Hatsune Miku: VR Future Live
Hatsune Miku: VR Future Live is a VR-based entry in the series, which is available for free and can be played on PlayStation VR.
Project Sekai: Colorful Stage! feat. Hatsune Miku
In August 2019, Sega announced a spin-off free-to-play game, Project Sekai: Colorful Stage feat. Hatsune Miku, being developed for smartphones by BanG Dream! Girls Band Party! studio Craft Egg. After a beta period, the game was officially released on September 30, 2020. The game features a story about original human characters told in a visual novel format and a rhythm gameplay similar to Sega's 2015 arcade game Chunithm. The game also employs a gacha system and is updated regularly with songs and event stories.
This section needs expansion with: characters in Mega Mix. You can help by adding to it. (February 2020)

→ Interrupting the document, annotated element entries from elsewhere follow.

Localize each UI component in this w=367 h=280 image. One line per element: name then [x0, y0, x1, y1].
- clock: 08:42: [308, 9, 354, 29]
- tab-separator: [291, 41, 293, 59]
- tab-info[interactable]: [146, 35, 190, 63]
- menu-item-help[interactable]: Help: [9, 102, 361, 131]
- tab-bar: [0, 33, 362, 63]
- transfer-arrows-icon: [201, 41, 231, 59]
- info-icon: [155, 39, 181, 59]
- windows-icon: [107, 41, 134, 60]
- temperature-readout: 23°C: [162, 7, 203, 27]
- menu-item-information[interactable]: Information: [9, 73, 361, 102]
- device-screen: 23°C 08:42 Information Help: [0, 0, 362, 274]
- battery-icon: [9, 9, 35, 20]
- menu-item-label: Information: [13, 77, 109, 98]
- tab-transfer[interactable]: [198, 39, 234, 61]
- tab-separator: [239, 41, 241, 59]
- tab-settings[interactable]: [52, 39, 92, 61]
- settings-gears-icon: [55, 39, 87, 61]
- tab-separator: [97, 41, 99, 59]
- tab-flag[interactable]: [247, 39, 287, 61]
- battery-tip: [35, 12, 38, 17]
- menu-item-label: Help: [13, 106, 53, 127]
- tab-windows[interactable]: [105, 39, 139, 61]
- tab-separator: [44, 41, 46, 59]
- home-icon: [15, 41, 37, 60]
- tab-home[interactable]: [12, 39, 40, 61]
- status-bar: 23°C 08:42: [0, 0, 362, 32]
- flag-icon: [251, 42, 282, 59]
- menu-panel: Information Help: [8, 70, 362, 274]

The current list of characters who have appeared in the series are:
|Project DIVA||Project DIVA Arcade||Project DIVA 2nd||Project DIVA Extend||Project Mirai||Miku Flick||Miku Flick/02||Project DIVA F||Project Mirai 2||Project DIVA Arcade Future Tone||Project DIVA F 2nd||Project DIVA X||Project DIVA Future Tone||Project DIVA MegaMix||Project Sekai|
The series has been popular among fans in Japan, having sold over 1 million copies as of April 2012 in Japan alone. In July 2014, Sega announced that the franchise has sold a total of 2.5 million games within Japan. By November 2014, the franchise had sold 4.5 million units at retail and downloads. By March 2017, the series had sold 5.3 million units. As of 2018, the series has sold 6 million units.